Details of the Complaint and Regulatory Action
The complaint was filed by a non-profit organisation named Eko, which advocates for "people and planet over profits." It accuses Microsoft of unlawfully processing personal data belonging to Palestinians and EU citizens. According to Eko, this processing enabled "surveillance, targeting, and occupation by the Israeli military."
On Thursday, the Irish Data Protection Commission (DPC) confirmed it had received the complaint and stated the matter was "currently under assessment." The DPC acts as the EU's lead data regulator for Microsoft because the company's European headquarters are based in Ireland.
The Guardian Report and Microsoft's Response
This legal action follows an investigative report by the British newspaper, The Guardian. The report revealed that the Israeli Defense Forces utilised Microsoft's cloud service, Azure, to store data files from phone calls.

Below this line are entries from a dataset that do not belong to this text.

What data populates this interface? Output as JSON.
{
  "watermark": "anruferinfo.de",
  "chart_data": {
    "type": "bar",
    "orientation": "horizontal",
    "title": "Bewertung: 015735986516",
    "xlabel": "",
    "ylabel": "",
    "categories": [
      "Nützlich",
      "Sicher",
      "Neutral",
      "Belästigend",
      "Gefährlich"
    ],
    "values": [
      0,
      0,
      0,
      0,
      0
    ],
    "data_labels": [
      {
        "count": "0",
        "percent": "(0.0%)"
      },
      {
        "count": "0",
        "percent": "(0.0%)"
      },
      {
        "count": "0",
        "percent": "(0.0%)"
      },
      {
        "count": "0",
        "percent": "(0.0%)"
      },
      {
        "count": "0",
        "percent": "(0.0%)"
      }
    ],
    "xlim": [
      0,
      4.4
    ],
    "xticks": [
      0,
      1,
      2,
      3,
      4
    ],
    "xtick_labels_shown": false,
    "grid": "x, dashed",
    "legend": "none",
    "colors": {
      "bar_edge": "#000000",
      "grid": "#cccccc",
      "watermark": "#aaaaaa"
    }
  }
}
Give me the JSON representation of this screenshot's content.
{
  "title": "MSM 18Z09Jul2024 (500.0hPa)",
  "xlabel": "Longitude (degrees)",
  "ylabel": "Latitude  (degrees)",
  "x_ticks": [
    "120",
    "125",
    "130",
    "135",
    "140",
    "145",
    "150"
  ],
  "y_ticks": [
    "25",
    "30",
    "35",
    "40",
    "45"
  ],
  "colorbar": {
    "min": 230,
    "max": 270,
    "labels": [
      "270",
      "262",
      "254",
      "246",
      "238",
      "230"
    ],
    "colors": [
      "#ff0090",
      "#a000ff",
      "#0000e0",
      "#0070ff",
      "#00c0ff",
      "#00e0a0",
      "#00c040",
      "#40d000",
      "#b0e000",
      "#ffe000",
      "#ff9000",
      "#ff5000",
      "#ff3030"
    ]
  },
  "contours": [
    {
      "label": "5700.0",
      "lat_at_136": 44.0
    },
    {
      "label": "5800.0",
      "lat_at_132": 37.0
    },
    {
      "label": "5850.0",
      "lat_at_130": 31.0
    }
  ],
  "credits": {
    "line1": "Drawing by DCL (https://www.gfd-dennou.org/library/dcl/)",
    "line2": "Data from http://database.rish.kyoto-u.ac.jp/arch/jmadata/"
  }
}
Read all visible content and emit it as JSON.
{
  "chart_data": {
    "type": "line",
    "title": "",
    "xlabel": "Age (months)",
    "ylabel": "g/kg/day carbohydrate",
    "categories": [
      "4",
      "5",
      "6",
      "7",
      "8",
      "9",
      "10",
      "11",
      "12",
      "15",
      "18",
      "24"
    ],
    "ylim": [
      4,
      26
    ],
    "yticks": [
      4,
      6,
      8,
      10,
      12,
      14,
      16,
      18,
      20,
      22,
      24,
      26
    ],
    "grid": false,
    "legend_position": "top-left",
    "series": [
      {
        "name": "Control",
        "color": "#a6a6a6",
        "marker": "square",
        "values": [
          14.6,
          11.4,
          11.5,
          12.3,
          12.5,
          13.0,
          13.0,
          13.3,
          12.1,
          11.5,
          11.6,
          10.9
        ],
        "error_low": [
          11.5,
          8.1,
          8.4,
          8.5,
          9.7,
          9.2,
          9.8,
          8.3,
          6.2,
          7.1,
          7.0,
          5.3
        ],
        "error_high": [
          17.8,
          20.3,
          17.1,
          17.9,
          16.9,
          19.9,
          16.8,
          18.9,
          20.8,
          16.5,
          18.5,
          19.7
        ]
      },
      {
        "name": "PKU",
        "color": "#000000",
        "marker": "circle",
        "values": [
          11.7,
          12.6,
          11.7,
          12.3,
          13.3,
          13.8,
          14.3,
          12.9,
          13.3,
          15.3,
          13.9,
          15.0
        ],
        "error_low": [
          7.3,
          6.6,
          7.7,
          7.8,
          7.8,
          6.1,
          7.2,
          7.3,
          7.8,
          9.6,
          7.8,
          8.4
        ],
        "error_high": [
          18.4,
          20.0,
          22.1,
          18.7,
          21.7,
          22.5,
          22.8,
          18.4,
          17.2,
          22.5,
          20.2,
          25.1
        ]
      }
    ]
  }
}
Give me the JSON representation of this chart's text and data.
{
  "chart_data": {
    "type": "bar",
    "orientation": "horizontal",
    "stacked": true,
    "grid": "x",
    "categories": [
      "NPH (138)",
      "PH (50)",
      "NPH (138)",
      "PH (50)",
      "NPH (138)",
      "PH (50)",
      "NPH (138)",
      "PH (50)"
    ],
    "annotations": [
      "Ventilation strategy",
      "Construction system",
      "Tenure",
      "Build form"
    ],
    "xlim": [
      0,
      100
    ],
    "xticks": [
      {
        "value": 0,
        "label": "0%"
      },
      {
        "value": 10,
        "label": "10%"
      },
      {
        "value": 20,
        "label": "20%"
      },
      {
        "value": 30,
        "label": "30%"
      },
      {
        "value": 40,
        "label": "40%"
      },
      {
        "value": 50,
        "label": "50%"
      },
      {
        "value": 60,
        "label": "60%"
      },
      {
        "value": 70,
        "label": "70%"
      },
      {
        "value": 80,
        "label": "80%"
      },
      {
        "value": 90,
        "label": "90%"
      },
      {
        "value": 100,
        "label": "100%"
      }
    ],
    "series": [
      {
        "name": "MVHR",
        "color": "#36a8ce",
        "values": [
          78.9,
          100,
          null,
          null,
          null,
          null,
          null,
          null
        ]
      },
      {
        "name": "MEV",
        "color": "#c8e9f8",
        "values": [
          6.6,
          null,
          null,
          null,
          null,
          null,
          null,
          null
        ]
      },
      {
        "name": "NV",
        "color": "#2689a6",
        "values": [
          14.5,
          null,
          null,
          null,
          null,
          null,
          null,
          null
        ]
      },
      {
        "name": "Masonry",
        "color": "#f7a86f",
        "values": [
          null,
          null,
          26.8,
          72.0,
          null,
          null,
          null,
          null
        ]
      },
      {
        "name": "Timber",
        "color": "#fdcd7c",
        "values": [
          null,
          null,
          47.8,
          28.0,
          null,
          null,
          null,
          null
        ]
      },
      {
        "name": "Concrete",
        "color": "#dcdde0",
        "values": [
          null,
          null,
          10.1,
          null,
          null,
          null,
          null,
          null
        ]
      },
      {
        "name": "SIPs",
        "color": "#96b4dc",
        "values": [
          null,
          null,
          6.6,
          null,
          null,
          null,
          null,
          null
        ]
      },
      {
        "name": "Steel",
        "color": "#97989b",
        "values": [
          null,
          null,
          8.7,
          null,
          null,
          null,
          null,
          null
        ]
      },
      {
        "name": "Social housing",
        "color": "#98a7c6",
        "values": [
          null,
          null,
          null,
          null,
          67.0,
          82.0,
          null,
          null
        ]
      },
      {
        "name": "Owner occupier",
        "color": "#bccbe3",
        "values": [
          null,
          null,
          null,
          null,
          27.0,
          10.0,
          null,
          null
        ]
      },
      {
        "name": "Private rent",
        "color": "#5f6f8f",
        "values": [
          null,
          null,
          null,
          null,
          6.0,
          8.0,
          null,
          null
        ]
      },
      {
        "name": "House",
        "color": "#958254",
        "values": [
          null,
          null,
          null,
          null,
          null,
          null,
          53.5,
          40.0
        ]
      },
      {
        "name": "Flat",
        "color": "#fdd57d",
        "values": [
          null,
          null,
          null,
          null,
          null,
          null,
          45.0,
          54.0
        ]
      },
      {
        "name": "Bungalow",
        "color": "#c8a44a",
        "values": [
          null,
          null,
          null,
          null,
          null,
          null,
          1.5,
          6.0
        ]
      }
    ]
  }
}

This data was reportedly obtained through broad or mass surveillance of civilians in Gaza and the West Bank.
In response to the report, Microsoft initiated its own investigation. Subsequently, in September, the company cut the Israeli army's access to certain cloud services. However, Eko claims that "new evidence shared by Microsoft whistleblowers" indicates the company quickly offloaded large amounts of the surveillance data after The Guardian's investigation became public.
A Microsoft spokesperson addressed the situation, stating, "Our customers own their data and the actions taken by this customer to transfer their data in August was their choice." The spokesperson added that these actions did not impede the company's internal investigation.
GDPR Implications and Potential Consequences
The case has significant implications under the EU's General Data Protection Regulation (GDPR). According to The Guardian, the data in question was stored on Microsoft's servers located in Ireland and the Netherlands. This physical location places the data squarely under the jurisdiction of the GDPR, which came into force in 2018 to protect European consumers from data misuse.
A confirmed violation of GDPR can result in substantial penalties, including fines of up to 4% of a company's global annual revenue. For a corporation of Microsoft's scale, this represents a potentially massive financial risk, alongside significant reputational damage.
The Irish DPC's assessment will now determine whether Microsoft's data processing activities complied with the law. The outcome is being closely watched as a test case for the application of EU data protection rules to global tech firms involved in complex international conflicts.